African-American residents of Mossville, a community just west of Lake Charles, have won a hearing before the Inter-American Commission on Human Rights on charges that the U.S. government has violated their rights to privacy and racial equality in not forcing local chemical plants to stop polluting.
It’s the first time the international organization has agreed to hear complaints of environmental racism against the United States by its on citizens, said a spokeswoman for the law firm that filed the complaint.
Mossville is adjacent to 14 chemical plants and refineries that release millions of pounds of toxic chemicals into the air, land and water each year, according to federal and state records.
Its residents have filed a variety of lawsuits and complaints against the plants and the Environmental Protection Agency in attempts to recover damages and reduce pollution, which includes cancer-causing dioxin and vinyl chloride. Tests by the federal Agency for Toxic Substances and Disease Registery in 2007 found chemicals in residents’ body fat that were the same as chemicals emitted by some of the nearby industries.
Several of the companies and their predecessors have been involved in releases of chemicals that have eaten the paint off cars, killed bushes and trees in people’s front yards, and polluted adjacent waterways.
“We believe that environmental protection should not be based on the color of our skin,” said Dorothy Felix, a petitioner in the case and a vice president of Mossville Environmental Action Now. “Our government can and must do better to protect our human rights.”
The petition was filed with the human rights arm of the Organization of American States by New Orleans-based attorneys with Advocates for Environmental Human Rights.
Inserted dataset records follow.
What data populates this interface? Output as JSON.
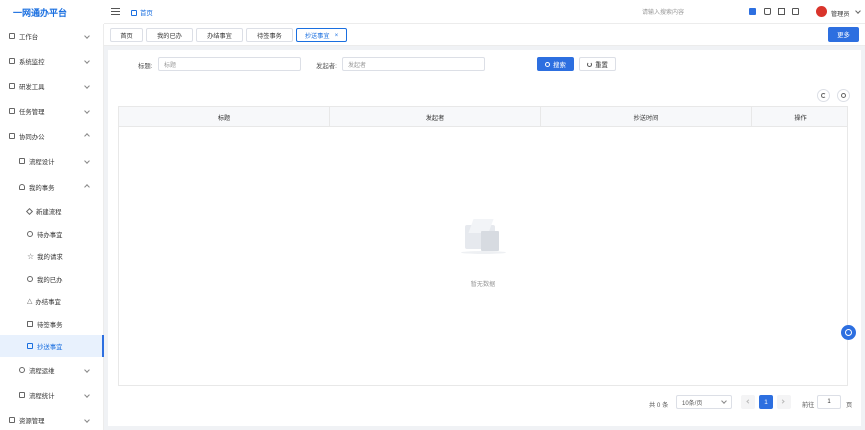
{
  "app": {
    "logo": "一网通办平台"
  },
  "topbar": {
    "breadcrumb_home": "首页",
    "search_placeholder": "请输入搜索内容",
    "user_name": "管理员"
  },
  "sidebar": {
    "items": [
      {
        "label": "工作台",
        "icon": "monitor-icon"
      },
      {
        "label": "系统监控",
        "icon": "monitor-icon"
      },
      {
        "label": "研发工具",
        "icon": "tools-icon"
      },
      {
        "label": "任务管理",
        "icon": "task-icon"
      },
      {
        "label": "协同办公",
        "icon": "cowork-icon"
      },
      {
        "label": "流程设计",
        "icon": "flow-icon"
      },
      {
        "label": "我的事务",
        "icon": "bell-icon"
      },
      {
        "label": "新建流程",
        "icon": "pen-icon"
      },
      {
        "label": "待办事宜",
        "icon": "clock-icon"
      },
      {
        "label": "我的请求",
        "icon": "star-icon"
      },
      {
        "label": "我的已办",
        "icon": "check-icon"
      },
      {
        "label": "办结事宜",
        "icon": "triangle-icon"
      },
      {
        "label": "待签事务",
        "icon": "sign-icon"
      },
      {
        "label": "抄送事宜",
        "icon": "send-icon"
      },
      {
        "label": "流程运维",
        "icon": "cloud-icon"
      },
      {
        "label": "流程统计",
        "icon": "chart-icon"
      },
      {
        "label": "资源管理",
        "icon": "folder-icon"
      }
    ]
  },
  "tags": [
    {
      "label": "首页"
    },
    {
      "label": "我的已办"
    },
    {
      "label": "办结事宜"
    },
    {
      "label": "待签事务"
    },
    {
      "label": "抄送事宜",
      "close": "×"
    }
  ],
  "more_button": "更多",
  "search": {
    "title_label": "标题:",
    "title_placeholder": "标题",
    "sender_label": "发起者:",
    "sender_placeholder": "发起者",
    "search_button": "搜索",
    "reset_button": "重置"
  },
  "table": {
    "columns": [
      "标题",
      "发起者",
      "抄送时间",
      "操作"
    ],
    "empty_text": "暂无数据"
  },
  "pagination": {
    "total": "共 0 条",
    "page_size": "10条/页",
    "current_page": "1",
    "goto_prefix": "前往",
    "goto_value": "1",
    "goto_suffix": "页"
  }
}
“Mossville is one of several communities of color across the United States disproportionately burdened with toxic pollution as a result of governmental decisions that are tipped in favor of polluters,” said Monique Harden, co-director of the nonprofit legal group.
“The good news is that a judicial review by the Inter-American Commission on Human Rights can open the door to ending the pattern of environmental racism by introducing a human rights framework for environmental protection,” she said.
The decision to hear the case starts a three-month process in which the international commission will hear aguments from both sides on whether the privacy or racial equality complaints should be confirmed.
In its initial reply to the Mossville complaint, attorneys for the U.S. said the commission, in agreeing to hear the case, was following rules that the United States and other member states had not adopted.
Instead, the commission should follow the provisions of the American Convention on Human Rights. In that document, the reply said, “there is no right to a healthy environment either directly or as a component of the rights to life, health, privacy and inviolability of the home, or equal protection and freedom from discrimination, express or implied, under the American Declaration.”
The American Declaration also doesn’t establish enforceable mandates to establish emission limits for all toxic chemicals released by all industrial facilities, to protect against the impacts of toxic pollution from existing or proposed facilities, or to reduce excessive air pollution occuring in small areas within larger air quality control regions, the government argued.
The American Declaration also includes no enforceable mandate to prevent such facilities from being located in minority population communities “absent a clear showing of intentional discrimination” based on race, color, sex, language, religion, political or other opinion, national or social origin, property, birth or other status, the response said.